If a mentor is not available, then the character can attempt to level on a “training level” on sheer intelligence alone. This will take time, so the character must spend weeks equal to 3 X the “training level” to rest, relax, reflect and apply what was learned. After that, then the player must make an ability check on the average of the player’s requisite ability for the class and INT, rounding down. For magic users and related sub-classes it is the average of INT and WIS, rounding down. A success means the character advances, a failure means that the character must repeat the process.

Expending Experience Points

Since characters cannot go up a level until they rest or receive training, chances are good that they will have some experience points (XP) accrued beyond the amount necessary to move up to the next level.
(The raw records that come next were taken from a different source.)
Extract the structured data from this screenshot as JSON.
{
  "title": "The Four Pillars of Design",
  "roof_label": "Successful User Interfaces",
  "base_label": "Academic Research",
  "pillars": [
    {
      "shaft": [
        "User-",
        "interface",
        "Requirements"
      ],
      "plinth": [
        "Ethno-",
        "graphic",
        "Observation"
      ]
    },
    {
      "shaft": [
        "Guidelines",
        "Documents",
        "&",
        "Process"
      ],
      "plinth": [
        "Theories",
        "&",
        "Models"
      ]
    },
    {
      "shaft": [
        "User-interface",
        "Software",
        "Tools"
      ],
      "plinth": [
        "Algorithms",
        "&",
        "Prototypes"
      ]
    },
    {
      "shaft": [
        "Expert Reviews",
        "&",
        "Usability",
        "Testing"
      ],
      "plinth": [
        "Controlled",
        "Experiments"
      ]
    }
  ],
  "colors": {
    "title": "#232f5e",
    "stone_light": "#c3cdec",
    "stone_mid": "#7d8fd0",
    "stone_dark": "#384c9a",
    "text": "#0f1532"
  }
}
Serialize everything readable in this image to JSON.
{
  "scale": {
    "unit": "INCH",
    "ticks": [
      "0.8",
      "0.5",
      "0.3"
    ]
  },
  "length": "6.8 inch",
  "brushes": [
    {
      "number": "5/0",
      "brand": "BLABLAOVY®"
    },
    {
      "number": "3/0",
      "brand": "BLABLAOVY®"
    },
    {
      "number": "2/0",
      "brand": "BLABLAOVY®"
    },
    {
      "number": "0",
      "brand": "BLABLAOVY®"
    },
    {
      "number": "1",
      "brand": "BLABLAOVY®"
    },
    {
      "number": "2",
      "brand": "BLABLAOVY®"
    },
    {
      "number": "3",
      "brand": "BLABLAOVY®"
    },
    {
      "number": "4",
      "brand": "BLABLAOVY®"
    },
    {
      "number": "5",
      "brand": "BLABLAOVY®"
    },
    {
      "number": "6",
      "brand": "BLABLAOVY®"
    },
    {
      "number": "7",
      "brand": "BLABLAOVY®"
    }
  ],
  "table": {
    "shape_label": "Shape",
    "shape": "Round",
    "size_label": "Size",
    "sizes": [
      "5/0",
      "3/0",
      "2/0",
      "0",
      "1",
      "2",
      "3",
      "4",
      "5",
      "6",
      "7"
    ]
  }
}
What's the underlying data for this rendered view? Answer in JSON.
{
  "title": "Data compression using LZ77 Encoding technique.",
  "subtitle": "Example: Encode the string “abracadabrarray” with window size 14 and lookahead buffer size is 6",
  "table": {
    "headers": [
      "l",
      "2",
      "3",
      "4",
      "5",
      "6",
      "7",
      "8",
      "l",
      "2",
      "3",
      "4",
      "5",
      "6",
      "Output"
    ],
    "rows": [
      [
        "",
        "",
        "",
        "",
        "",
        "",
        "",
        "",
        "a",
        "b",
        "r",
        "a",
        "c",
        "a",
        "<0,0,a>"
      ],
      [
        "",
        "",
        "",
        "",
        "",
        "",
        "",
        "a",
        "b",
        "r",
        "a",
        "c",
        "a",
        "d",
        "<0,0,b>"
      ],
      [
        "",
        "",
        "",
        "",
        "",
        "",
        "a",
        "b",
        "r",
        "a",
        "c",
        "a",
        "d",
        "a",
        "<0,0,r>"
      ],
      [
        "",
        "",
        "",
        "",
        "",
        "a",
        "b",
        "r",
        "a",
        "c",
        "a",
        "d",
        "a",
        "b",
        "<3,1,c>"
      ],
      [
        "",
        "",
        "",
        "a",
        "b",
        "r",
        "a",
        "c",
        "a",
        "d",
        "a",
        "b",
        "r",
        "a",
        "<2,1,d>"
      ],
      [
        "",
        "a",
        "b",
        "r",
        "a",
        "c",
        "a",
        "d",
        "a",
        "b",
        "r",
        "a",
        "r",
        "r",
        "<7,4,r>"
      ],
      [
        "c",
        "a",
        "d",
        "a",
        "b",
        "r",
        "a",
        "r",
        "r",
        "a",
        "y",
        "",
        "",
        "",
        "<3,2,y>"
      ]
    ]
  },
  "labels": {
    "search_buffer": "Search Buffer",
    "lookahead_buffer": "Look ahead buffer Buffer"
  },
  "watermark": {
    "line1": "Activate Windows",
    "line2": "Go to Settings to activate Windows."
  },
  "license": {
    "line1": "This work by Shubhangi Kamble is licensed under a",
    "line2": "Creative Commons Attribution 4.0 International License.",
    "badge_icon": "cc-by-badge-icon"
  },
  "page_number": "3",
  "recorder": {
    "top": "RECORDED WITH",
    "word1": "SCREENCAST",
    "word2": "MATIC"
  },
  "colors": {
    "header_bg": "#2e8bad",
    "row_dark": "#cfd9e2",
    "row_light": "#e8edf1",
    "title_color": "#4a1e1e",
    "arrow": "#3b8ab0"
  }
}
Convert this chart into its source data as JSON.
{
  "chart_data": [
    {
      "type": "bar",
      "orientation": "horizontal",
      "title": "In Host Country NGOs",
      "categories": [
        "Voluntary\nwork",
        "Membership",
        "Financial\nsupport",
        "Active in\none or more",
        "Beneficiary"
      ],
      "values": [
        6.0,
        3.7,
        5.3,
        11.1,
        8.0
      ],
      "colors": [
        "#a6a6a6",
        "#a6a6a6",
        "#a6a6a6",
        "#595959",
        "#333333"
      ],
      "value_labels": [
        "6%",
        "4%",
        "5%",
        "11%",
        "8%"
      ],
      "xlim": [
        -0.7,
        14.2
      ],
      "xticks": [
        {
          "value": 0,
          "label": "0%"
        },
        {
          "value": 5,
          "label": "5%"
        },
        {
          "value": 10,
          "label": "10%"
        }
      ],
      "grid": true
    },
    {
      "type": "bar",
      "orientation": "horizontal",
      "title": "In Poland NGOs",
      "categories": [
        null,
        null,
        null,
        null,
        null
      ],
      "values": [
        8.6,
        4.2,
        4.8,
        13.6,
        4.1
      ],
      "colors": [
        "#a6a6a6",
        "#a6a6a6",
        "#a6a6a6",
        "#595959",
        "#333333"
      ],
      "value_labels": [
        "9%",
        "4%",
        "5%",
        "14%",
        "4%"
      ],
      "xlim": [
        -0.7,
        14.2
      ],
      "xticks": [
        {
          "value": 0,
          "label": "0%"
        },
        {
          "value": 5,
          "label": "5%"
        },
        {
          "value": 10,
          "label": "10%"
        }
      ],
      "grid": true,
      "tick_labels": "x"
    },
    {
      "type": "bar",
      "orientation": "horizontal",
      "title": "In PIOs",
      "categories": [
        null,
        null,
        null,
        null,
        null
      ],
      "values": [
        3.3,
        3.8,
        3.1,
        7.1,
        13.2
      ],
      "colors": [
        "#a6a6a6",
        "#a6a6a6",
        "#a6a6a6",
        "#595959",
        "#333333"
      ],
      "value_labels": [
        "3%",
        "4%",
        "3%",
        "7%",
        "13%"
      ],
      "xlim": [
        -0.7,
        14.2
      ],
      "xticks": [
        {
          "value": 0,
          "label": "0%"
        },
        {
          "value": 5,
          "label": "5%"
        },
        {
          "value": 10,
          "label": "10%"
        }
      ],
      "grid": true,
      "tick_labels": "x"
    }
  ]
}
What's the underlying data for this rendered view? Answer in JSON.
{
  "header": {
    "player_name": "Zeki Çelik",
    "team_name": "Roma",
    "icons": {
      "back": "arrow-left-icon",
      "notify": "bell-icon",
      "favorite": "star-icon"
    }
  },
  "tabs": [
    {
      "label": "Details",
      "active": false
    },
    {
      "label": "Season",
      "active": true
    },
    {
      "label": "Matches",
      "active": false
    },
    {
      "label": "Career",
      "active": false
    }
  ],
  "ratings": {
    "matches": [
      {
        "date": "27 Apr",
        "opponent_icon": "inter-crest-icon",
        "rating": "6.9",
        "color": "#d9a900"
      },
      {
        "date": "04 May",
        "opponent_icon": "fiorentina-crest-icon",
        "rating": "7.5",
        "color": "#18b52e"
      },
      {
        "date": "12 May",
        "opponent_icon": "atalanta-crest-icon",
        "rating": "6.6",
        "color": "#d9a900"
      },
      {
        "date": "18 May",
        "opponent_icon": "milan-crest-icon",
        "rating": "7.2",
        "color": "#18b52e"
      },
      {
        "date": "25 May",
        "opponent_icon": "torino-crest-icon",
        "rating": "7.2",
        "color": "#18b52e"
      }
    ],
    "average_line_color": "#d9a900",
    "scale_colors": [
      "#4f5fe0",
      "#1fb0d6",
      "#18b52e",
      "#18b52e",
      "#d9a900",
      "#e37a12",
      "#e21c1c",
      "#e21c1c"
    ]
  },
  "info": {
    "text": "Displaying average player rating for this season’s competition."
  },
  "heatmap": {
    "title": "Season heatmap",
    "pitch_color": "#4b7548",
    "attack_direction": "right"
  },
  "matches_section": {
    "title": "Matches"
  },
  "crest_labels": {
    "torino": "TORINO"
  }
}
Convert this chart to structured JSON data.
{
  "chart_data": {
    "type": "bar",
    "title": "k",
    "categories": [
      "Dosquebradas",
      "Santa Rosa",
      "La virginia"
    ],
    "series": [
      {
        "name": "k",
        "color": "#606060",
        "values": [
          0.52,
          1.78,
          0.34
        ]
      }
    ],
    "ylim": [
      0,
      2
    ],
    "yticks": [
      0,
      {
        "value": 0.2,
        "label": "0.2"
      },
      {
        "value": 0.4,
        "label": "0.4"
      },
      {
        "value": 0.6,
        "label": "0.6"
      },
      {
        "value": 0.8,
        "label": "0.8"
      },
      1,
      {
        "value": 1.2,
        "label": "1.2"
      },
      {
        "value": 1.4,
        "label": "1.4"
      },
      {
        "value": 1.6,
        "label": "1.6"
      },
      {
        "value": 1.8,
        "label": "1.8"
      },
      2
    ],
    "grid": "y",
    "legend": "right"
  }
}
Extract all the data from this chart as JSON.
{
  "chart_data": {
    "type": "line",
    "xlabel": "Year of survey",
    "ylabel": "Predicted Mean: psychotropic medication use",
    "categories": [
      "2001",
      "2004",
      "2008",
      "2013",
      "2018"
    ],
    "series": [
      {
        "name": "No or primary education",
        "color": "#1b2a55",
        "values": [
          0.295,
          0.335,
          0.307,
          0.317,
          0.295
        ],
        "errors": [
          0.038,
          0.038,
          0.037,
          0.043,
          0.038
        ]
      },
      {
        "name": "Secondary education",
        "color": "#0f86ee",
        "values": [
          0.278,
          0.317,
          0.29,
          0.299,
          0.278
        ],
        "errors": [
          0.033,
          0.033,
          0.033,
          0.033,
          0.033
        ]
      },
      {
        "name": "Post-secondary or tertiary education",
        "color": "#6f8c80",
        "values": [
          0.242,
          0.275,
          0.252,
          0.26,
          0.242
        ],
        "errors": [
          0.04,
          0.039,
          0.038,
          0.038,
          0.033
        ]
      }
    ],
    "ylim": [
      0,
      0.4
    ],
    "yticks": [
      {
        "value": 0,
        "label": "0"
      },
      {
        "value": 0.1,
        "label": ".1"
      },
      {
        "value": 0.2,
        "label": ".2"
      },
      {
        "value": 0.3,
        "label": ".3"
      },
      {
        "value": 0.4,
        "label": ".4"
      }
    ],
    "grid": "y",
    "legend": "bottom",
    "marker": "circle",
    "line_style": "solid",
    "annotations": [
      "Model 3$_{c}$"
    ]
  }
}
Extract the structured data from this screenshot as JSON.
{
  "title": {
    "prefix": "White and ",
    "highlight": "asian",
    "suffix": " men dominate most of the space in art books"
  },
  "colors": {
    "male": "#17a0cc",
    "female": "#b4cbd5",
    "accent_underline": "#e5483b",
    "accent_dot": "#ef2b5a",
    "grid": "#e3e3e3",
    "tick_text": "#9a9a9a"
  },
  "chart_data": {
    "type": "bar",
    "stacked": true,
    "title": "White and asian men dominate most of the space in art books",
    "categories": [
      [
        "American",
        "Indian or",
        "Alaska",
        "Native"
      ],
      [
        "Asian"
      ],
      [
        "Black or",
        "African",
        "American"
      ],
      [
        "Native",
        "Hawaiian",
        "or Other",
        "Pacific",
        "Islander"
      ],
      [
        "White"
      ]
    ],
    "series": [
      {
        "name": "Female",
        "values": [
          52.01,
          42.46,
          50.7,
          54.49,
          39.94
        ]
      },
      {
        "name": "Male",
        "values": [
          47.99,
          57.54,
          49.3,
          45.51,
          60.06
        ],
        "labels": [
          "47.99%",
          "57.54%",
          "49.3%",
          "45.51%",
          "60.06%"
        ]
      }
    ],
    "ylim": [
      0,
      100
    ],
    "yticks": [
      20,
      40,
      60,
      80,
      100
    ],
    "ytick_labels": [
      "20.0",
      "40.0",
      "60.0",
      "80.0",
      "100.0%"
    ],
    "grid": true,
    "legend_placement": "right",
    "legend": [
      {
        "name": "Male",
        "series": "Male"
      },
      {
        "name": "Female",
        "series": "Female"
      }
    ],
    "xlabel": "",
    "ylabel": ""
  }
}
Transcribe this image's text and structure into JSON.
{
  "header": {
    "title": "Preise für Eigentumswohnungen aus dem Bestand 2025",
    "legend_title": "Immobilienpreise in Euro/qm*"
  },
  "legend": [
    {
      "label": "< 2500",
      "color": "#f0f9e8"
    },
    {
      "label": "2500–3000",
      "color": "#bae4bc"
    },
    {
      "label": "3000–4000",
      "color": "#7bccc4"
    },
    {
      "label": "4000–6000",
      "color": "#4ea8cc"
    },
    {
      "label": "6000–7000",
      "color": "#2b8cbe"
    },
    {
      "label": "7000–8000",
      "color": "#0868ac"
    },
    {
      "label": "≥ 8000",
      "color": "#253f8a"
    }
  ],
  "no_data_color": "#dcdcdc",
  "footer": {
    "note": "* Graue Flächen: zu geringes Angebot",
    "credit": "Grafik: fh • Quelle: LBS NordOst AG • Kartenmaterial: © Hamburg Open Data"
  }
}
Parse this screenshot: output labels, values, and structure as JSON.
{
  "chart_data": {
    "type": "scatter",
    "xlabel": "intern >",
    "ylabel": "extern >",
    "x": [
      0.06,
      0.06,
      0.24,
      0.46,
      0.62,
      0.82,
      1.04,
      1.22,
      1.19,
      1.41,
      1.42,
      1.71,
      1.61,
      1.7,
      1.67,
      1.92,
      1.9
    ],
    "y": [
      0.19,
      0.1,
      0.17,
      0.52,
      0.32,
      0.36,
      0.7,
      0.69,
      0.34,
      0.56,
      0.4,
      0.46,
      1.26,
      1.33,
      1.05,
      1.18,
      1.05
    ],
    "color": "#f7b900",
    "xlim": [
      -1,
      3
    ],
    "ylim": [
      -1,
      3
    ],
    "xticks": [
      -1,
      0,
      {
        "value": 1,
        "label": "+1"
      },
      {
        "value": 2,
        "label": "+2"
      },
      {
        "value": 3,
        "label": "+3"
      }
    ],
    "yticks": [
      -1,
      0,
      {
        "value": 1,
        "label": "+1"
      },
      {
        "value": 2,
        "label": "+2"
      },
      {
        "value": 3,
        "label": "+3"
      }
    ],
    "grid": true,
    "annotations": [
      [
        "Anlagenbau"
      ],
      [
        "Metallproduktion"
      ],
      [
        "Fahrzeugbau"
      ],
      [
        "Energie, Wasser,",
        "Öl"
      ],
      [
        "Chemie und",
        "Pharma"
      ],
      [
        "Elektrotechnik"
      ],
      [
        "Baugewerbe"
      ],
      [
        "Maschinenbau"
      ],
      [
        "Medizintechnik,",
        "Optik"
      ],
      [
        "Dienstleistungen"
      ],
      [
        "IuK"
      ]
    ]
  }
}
Instead of keeping those experience points idle until time comes to go up a level, players can opt to “buy” more Luck or improve chances for a character attempting pass a training level check.

Players cannot expend experience points while the character is progressing up the current level.

To do so, players simply count up their available XP from the level they are moving up to. That is the available pool of XP that can be expended. They can spend in those points in this fashion:

1) To Improve the Luck Roll percentage: This is an 1% Luck for every 50XP x Highest Class Level, not to exceed 80% total Luck. This means you can boost your Luck to 80% only.

2) To Improve chances for a character attempting pass a Training Level check: This costs 200XP x Training Class Level to be gained to add 1 ability point to the average. The maximum a character can go is to 18.

For example:

Veric is about to go to fourth level on his own. He’s got 2400XP above the required amount to level. He’s spent 12 weeks training, resting and reflecting on his experiences. He has done a lot of fighting and has come up with some creative moves he’s refined while training. John, Veric’s player, decides to improve Veric’s chances. He is at 17 STR but has a 10 INT, giving him a 13 Training Check score. Since Veric is in the middle of nowhere and the nearest civilization is weeks away, John decides to convert the 2400XP to boost Veric’s Training Check. 200XP x 4 (Veric’s new level) is 800XP, the amount John can spend per point. Converting the 2400XP gives him 3 points to add to 13. A 16 is a much better chance to pass!